Ob nach Erdbeben, Bränden oder Überschwemmungen – in den vergangenen Jahren hatte Amazon nach schweren Katastrophen auf der ganzen Welt immer wieder Hilfe geleistet und betroffenen Menschen vor Ort mit Ausrüstung und der Nutzung seiner Infrastruktur beigestanden. Nun hat Amazon in Deutschland einen ersten Stützpunkt für Katastrophenhilfe eröffnet: Er befindet sich in Rheinberg bei Düsseldorf.

#6

Amazon eröffnet erste stationäre Apotheke

In Italien wird Amazon offenbar noch in diesem Jahr eine Premiere feiern: Dort hat der Online-Riese offenbar eine Apotheke in Mailand übernommen, um auf dieser Basis selbst auf den stationären Apothekenmarkt vorzudringen. Verkauft werden sollen rezeptfreie Medikamente, aber auch Nahrungsergänzungsmittel oder Kosmetika. Ob die Filiale ein „amazoniges“ Brandig erhält, blieb bislang offen. Es wird jedoch vermutet, dass der neue Standort zu einem Drehkreuz für den gesamten europäischen Markt werden könnte.

#5

3 Maßnahmen, um einer Amazon-Kontensperrung zuvorzukommen

Immer wieder klagen Unternehmen über gesperrte Konten bei Amazon. Doch laut unserer Redaktions-Juristin Yvonne gibt es drei wichtige Stellschrauben, an denen man drehen kann, um das entsprechende Risiko zu senken: Welche das sind, fasst sie in einem eigenen Artikel zusammen.

#4

Seller aufgepasst: Ab 1. April straft Amazon Lagerhüter ab

Amazon will die Wirtschaftlichkeit seiner Lagerflächen weiter optimieren und hat in seinen Fulfillment-Zentren seit Anfang April eine neue Zusatzgebühr eingeführt: die Gebühr zur Kostendeckung bei niedrigem Lagerbestand (Low Inventory Fee). Diese war im vergangenen Jahr bereits auf dem US-Markt gestartet und setzt sich für die Seller individuell aus verschiedenen Faktoren wie dem Versandgewicht und der historischen Nachfrage zusammen. Die Maßnahme gilt als Versuch, gegen Lagerhüter vorzugehen.

#3

Amazon-Betrug: Vorsicht bei verdächtigen Kontakten

Bei Anrufen, die vermeintlich aus dem Hause Amazon kommen, sollten Nutzerinnen und Nutzer grundsätzlich misstrauisch sein. Auch aktuell wird vor eine Betrugsmasche namens Vishing gewarnt, bei der Betrüger Menschen anrufen und sich als Mitarbeiterinnen und Mitarbeiter des Konzerns ausgeben. Mithilfe eines Vorwands versuchen sie dann, ihre Opfer derart zu manipulieren, dass diese Software installieren, die einen Fremdzugriff ermöglicht. In einem zweiten Schritt – nachdem sich die Kunden dann in ihr Amazon-Konto eingeloggt haben – erhalten die Täter dann auch Zugriff auf den Account.

#2

Abmahnungen drohen: Amazon-Händler müssen Rechtstexte anpassen!
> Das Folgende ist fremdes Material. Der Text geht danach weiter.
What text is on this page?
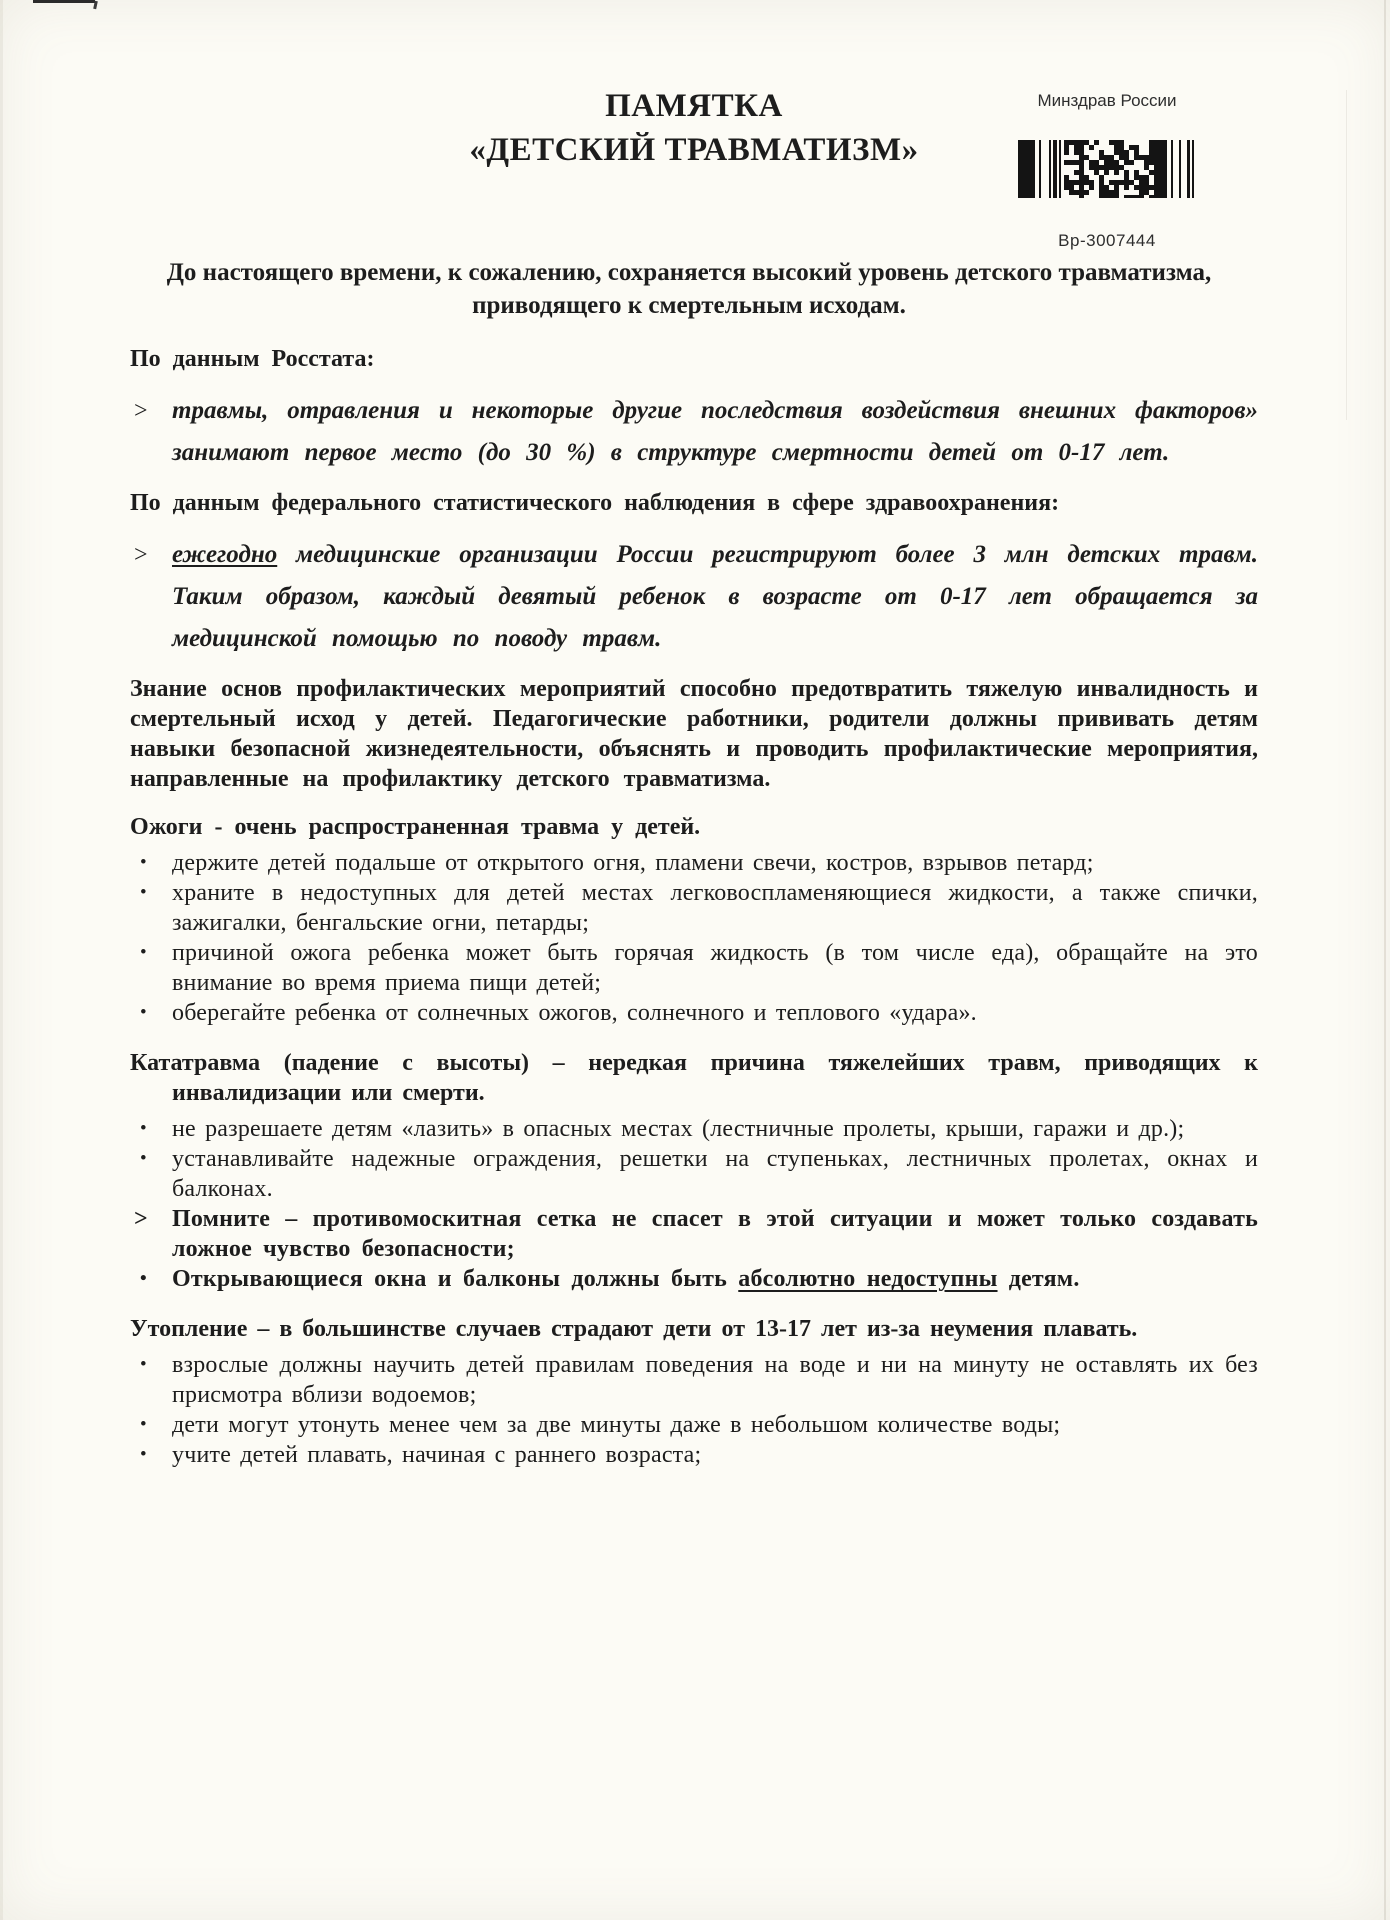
ПАМЯТКА
«ДЕТСКИЙ ТРАВМАТИЗМ»
Минздрав России
Вр-3007444

До настоящего времени, к сожалению, сохраняется высокий уровень детского травматизма, приводящего к смертельным исходам.

По данным Росстата:
> травмы, отравления и некоторые другие последствия воздействия внешних факторов» занимают первое место (до 30 %) в структуре смертности детей от 0-17 лет.
По данным федерального статистического наблюдения в сфере здравоохранения:
> ежегодно медицинские организации России регистрируют более 3 млн детских травм. Таким образом, каждый девятый ребенок в возрасте от 0-17 лет обращается за медицинской помощью по поводу травм.

Знание основ профилактических мероприятий способно предотвратить тяжелую инвалидность и смертельный исход у детей. Педагогические работники, родители должны прививать детям навыки безопасной жизнедеятельности, объяснять и проводить профилактические мероприятия, направленные на профилактику детского травматизма.

Ожоги - очень распространенная травма у детей.
• держите детей подальше от открытого огня, пламени свечи, костров, взрывов петард;
• храните в недоступных для детей местах легковоспламеняющиеся жидкости, а также спички, зажигалки, бенгальские огни, петарды;
• причиной ожога ребенка может быть горячая жидкость (в том числе еда), обращайте на это внимание во время приема пищи детей;
• оберегайте ребенка от солнечных ожогов, солнечного и теплового «удара».
Кататравма (падение с высоты) – нередкая причина тяжелейших травм, приводящих к инвалидизации или смерти.
• не разрешаете детям «лазить» в опасных местах (лестничные пролеты, крыши, гаражи и др.);
• устанавливайте надежные ограждения, решетки на ступеньках, лестничных пролетах, окнах и балконах.
> Помните – противомоскитная сетка не спасет в этой ситуации и может только создавать ложное чувство безопасности;
• Открывающиеся окна и балконы должны быть абсолютно недоступны детям.
Утопление – в большинстве случаев страдают дети от 13-17 лет из-за неумения плавать.
• взрослые должны научить детей правилам поведения на воде и ни на минуту не оставлять их без присмотра вблизи водоемов;
• дети могут утонуть менее чем за две минуты даже в небольшом количестве воды;
• учите детей плавать, начиная с раннего возраста;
Händlerinnen und Händler, die Amazon als Vertriebskanal nutzen und ihre Rechtstexte nicht anpassen, drohen teure Abmahnungen. Nötig wird das Aktivwerden der Unternehmen und eine Anpassung der Texte durch eine Verkürzung der Rückgabefrist vieler Produkte. Diese hatte Amazon Anfang März verkündet.

#1

Amazon verkürzt die Rückgabefrist vieler Produkte drastisch

Die Ankündigung, die bisher gewohnte 30-tägige Rückgabegarantie in einigen Kategorien zu streichen, ging als Paukenschlag durch die Branche: Kundinnen und Kunden haben bei betroffenen Produkten künftig nur noch 14 Tage Zeit, diese zurückzugeben. Die Neuerung umfasst Kameras, Computer und Elektronikprodukte, Videospiele, Videos, DVDs und Musik sowie Produkte der Kategorien Bürobedarf und Kabellos. Schon bei Bekanntwerden der Änderungen wurde vermutet, dass Amazon mit den Anpassungen womöglich einem potenziellen Missbrauch im Rahmen der EM vorbeugen wolle.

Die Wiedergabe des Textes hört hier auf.